Tuesday, March 11, 2014

Working the Brakes

In a popular post, Putting on the brakes, I explored how Standard changes and automation can be
used to burn down the backlog of common changes thereby freeing up capacity to keep pace with what the business wants.

I also discussed when to use the brakes to improve overall speed - on non standard change requests
- force prioritization by the business (should we do it now)
- require funding by the business (should we do it at all)
- coordinate properly across IT teams (make sure we do it right)

Business life is full of sharp corners.

Every IT organization is a complex system. There are IT services being used by business users, underpinned by technology and software, with skilled IT specialists and processes to support them. In fact, it's amazing that it all works as well as it does!

So when we look more closely under the covers, it's no surprise that there are in fact more problems. Lurking in all organizations there are bottlenecks. A person or process who acts as a gate. Constraining the maximum speed of execution and change in the organization.

Bottlenecks? What bottlenecks?

Technical debt

Technical debt is the work that still needs to be done. Not doing it makes subsequent work harder, less efficient and could even cause complete failure.

Common causes of technical debt include:
- lack of process or experience to define proper architecture
- time pressure to complete the project / budget for modernization
- lack of documentation & collaboration on what was done, how and why

While the notion of technical debt is really just a metaphor - the costs do mount up and the impacts are very real:
- postponed upgrades
- poor system performance or scalability
- complexity of usability or supportability

People and Process

One customer I spoke with said that it takes over 90 days to build a new server blade. Asking other customers revealed a similar problem. "Workarounds" ranged from building capacity in advance to hoarding - creating problems later down the line.

Your organization may not have a server build bottleneck - it could be a Person key to all data design or a Process supporting organizational moves.

So how do you locate a bottleneck?

Build a Flow Chart

Use a flow chart to identify where the problems are. Define the flow in terms of how value is delivered by naming specific steps in which work is done.

Examples of common steps for software or system development include
- requirements definition
- business analysis
- development of system
- testing of system

Apply the Five Whys

Start by identifying the problem area you want to address. For example, delays in project closure while waiting for customer feedback to complete acceptance testing. Start by asking why the problem occurs, and keep asking why until you have identified the root cause.

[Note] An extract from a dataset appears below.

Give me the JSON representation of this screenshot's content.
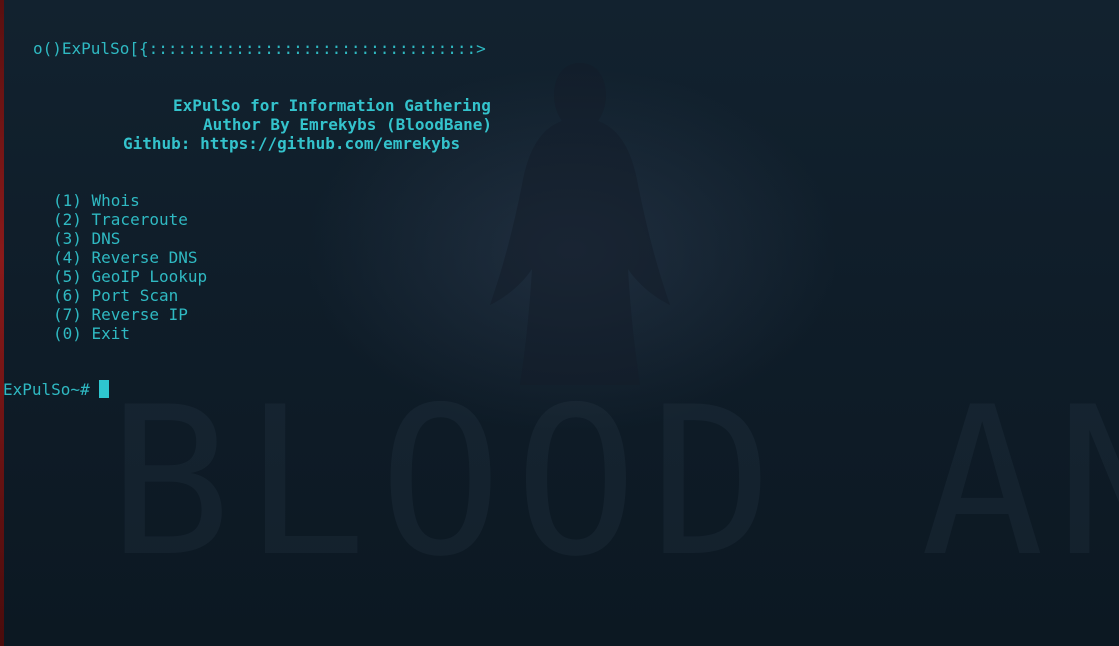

Why - because the test system isn't ready for testing
Why - because it took a week to be ready for testing
Why - because there's only one test system and it was in use for defect fixing
Why - because there's no planning of system allocation
Why - because the person coordinating with the customer left last month

There's the solution - a missing team member! So now you can just assign the task to someone else.

Unblocking a bottleneck

There are two ways to approach a bottleneck depending on the desired outcome

Reduce the input

In the second case you may try adding an additional resource for capacity again it's possible you may encounter resistance. Realize that the bottleneck resource is so skilled that training a second team member to the same level initially increases the bottleneck. One approach is to assign the most skilled / productive team members. Another option is to limit the work that the skilled resource is given - while allocating non bottleneck activity to other less skilled workers.

Increase the efficiency


In the first case you may apply automation as a way to reduce the manual effort and increase productivity. You may encounter resistance to such new approaches - the perceived loss of unique value. But I've also seen a DBA team start using an automation tool and be thankful that they got their evening and weekend lives back! Help them understand what's in it for the them.

What bottlenecks have you encountered and what creative solutions have you tried?